DÜŞÜNCE VE EYLEM
Düşünce ile eylem birbirinden ayrılmaz. “Önce düşüncede mükemmelleşelim sonra eyleme geçeriz” demek yanlıştır. Biz anlayınca zaten eylemce de değişmiş oluruz. Eğer değişmemişsek hiçbir şey anlamamışız demektir. Düşünce ile hareket karşılıklı olarak birbirlerini etkilerler. Hangisi önce hangisi sonradır diye sormak bence gereksizdir ve önemizdir. Ama hareketin önceliğini söyleyebiliriz.
Her düşünce harekete geçmek ister ama başka bir düşünce tarafından engellenir. Aksi takdirde düşündüğümüz her şeyi yapardık. Önce karşıt düşünceyi ortadan kaldırmaya çalışmalıyız veya düşüncemizin eyleme dönüşmesini zorunlu kılacak sağlam gerekçeler bulmalıyız. Hayati ve zaruri bir düşünce eyleme geçecektir. Yapılıp yapılmamasında fark yoksa düşünce hiçbir işe yaramayacaktır.

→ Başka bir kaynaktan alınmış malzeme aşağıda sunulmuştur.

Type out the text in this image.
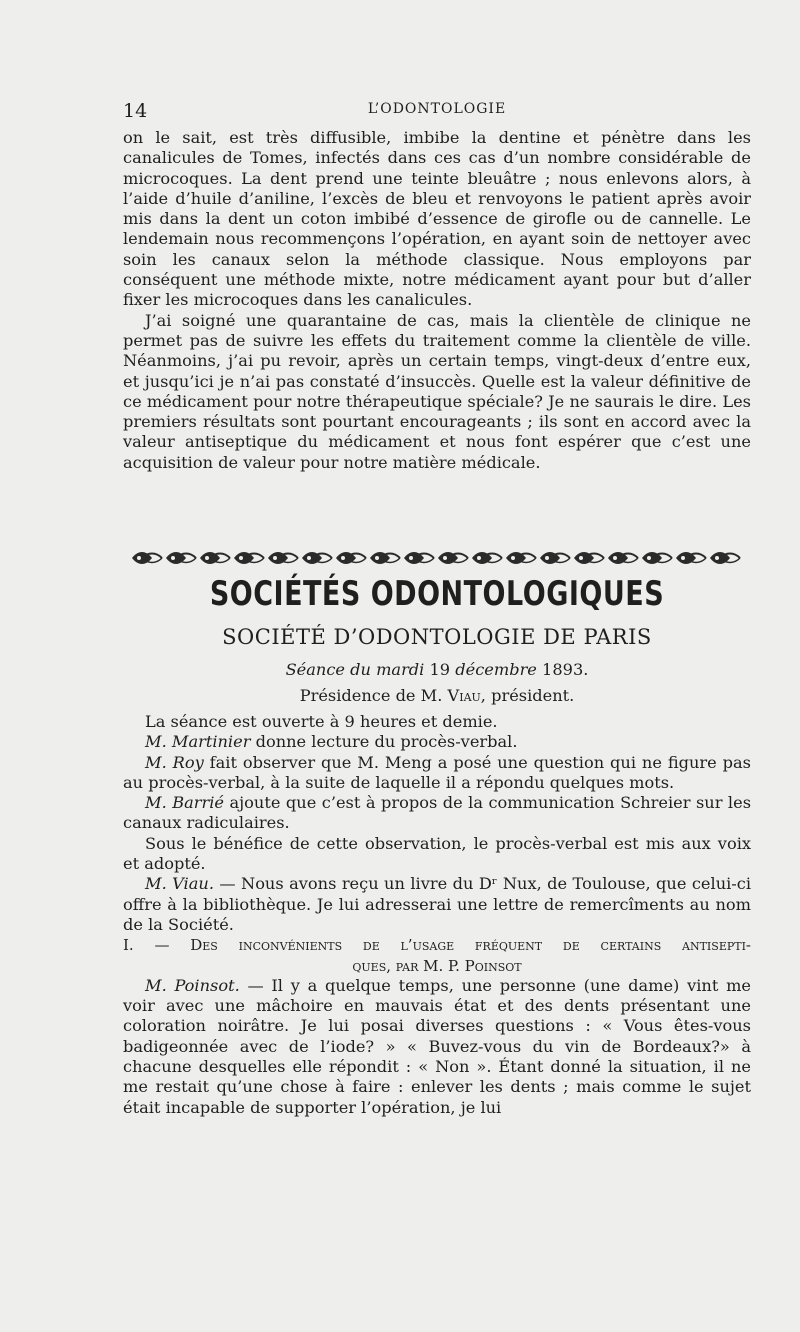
14	L’ODONTOLOGIE

on le sait, est très diffusible, imbibe la dentine et pénètre dans les canalicules de Tomes, infectés dans ces cas d’un nombre considérable de microcoques. La dent prend une teinte bleuâtre ; nous enlevons alors, à l’aide d’huile d’aniline, l’excès de bleu et renvoyons le patient après avoir mis dans la dent un coton imbibé d’essence de girofle ou de cannelle. Le lendemain nous recommençons l’opération, en ayant soin de nettoyer avec soin les canaux selon la méthode classique. Nous employons par conséquent une méthode mixte, notre médicament ayant pour but d’aller fixer les microcoques dans les canalicules.

J’ai soigné une quarantaine de cas, mais la clientèle de clinique ne permet pas de suivre les effets du traitement comme la clientèle de ville. Néanmoins, j’ai pu revoir, après un certain temps, vingt-deux d’entre eux, et jusqu’ici je n’ai pas constaté d’insuccès. Quelle est la valeur définitive de ce médicament pour notre thérapeutique spéciale? Je ne saurais le dire. Les premiers résultats sont pourtant encourageants ; ils sont en accord avec la valeur antiseptique du médicament et nous font espérer que c’est une acquisition de valeur pour notre matière médicale.

SOCIÉTÉS ODONTOLOGIQUES
SOCIÉTÉ D’ODONTOLOGIE DE PARIS
Séance du mardi 19 décembre 1893.
Présidence de M. Viau, président.

La séance est ouverte à 9 heures et demie.

M. Martinier donne lecture du procès-verbal.

M. Roy fait observer que M. Meng a posé une question qui ne figure pas au procès-verbal, à la suite de laquelle il a répondu quelques mots.

M. Barrié ajoute que c’est à propos de la communication Schreier sur les canaux radiculaires.

Sous le bénéfice de cette observation, le procès-verbal est mis aux voix et adopté.

M. Viau. — Nous avons reçu un livre du Dʳ Nux, de Toulouse, que celui-ci offre à la bibliothèque. Je lui adresserai une lettre de remercîments au nom de la Société.

I. — Des inconvénients de l’usage fréquent de certains antisepti-

ques, par M. P. Poinsot

M. Poinsot. — Il y a quelque temps, une personne (une dame) vint me voir avec une mâchoire en mauvais état et des dents présentant une coloration noirâtre. Je lui posai diverses questions : « Vous êtes-vous badigeonnée avec de l’iode? » « Buvez-vous du vin de Bordeaux?» à chacune desquelles elle répondit : « Non ». Étant donné la situation, il ne me restait qu’une chose à faire : enlever les dents ; mais comme le sujet était incapable de supporter l’opération, je lui
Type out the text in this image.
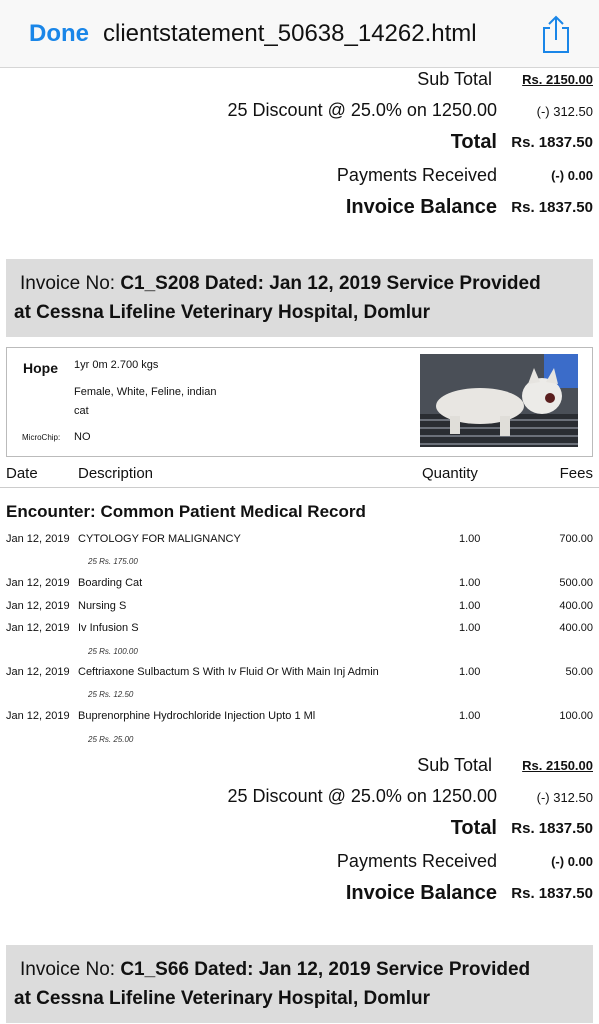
Done clientstatement_50638_14262.html
Sub Total Rs. 2150.00
25 Discount @ 25.0% on 1250.00	(-) 312.50
Total Rs. 1837.50
Payments Received	(-) 0.00
Invoice Balance Rs. 1837.50
Invoice No: C1_S208 Dated: Jan 12, 2019 Service Provided
at Cessna Lifeline Veterinary Hospital, Domlur
Hope 1yr 0m 2.700 kgs
Female, White, Feline, indian
cat
MicroChip: NO
Date	Description	Quantity	Fees
Encounter: Common Patient Medical Record
Jan 12, 2019 CYTOLOGY FOR MALIGNANCY	1.00	700.00
25 Rs. 175.00
Jan 12, 2019 Boarding Cat	1.00	500.00
Jan 12, 2019 Nursing S	1.00	400.00
Jan 12, 2019 Iv Infusion S	1.00	400.00
25 Rs. 100.00
Jan 12, 2019 Ceftriaxone Sulbactum S With Iv Fluid Or With Main Inj Admin	1.00	50.00
25 Rs. 12.50
Jan 12, 2019 Buprenorphine Hydrochloride Injection Upto 1 Ml	1.00	100.00
25 Rs. 25.00
Sub Total Rs. 2150.00
25 Discount @ 25.0% on 1250.00	(-) 312.50
Total Rs. 1837.50
Payments Received	(-) 0.00
Invoice Balance Rs. 1837.50
Invoice No: C1_S66 Dated: Jan 12, 2019 Service Provided
at Cessna Lifeline Veterinary Hospital, Domlur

Düşünce toprağa ekilen tohum gibidir. Ona bakar sularsanız bir gün yeşerip büyüyecek, ihmal ederseniz çürüyüp yok olacaktır. Ruhunda hangi düşünceyi sulayıp beslersen o büyüyecektir. İyilik ve güzellik fikirlerini beslersen onlar yetişecek, kötülük fikirlerini beslersen onlar yetişecektir. “Bir düşünce ekersen bir davranış biçersin, bir davranış ekersen bir alışkanlık biçersin, bir alışkanlık ekersen bir karakter biçersin, bir karakter ekersen bir kader biçersin” demiş bir yazar.
Bütün çabamız, doğru düşünmeyi öğrenmek ve bunu insanlara öğretmek olmalıdır. Düşünmek insanın en asil ve en yüce tarafıdır. Hayatımızı düşüncelerimiz yönetir. Hayatımızın kalitesi düşüncelerimizin kalitesine bağlıdır ama insanların çoğu bunun değerini anlamıyor ve duyguları ile hareket ediyorlar. İnsan aklını kullanmadan ve düşüncesi geliştirmeden olgunlaşamaz.
Hiçbir şey düşünüldüğü gibi gerçekleşmez. Hiçbir plan tamamıyla ve istenildiği gibi uygulanamaz. Mükemmellik ancak zihinde olur. Bunu dikkate alarak hareket etmeli, bir hata payı bırakmalıyız. Kâğıt üzerinde her şeyi mükemmel yapabilirsiniz. Gerçek, tasarlanan değil yapılan ve meydana getirilendir. Tasarlanan şeyi yapmak için ilerde çıkacak olumsuz durumları da düşünmeliyiz.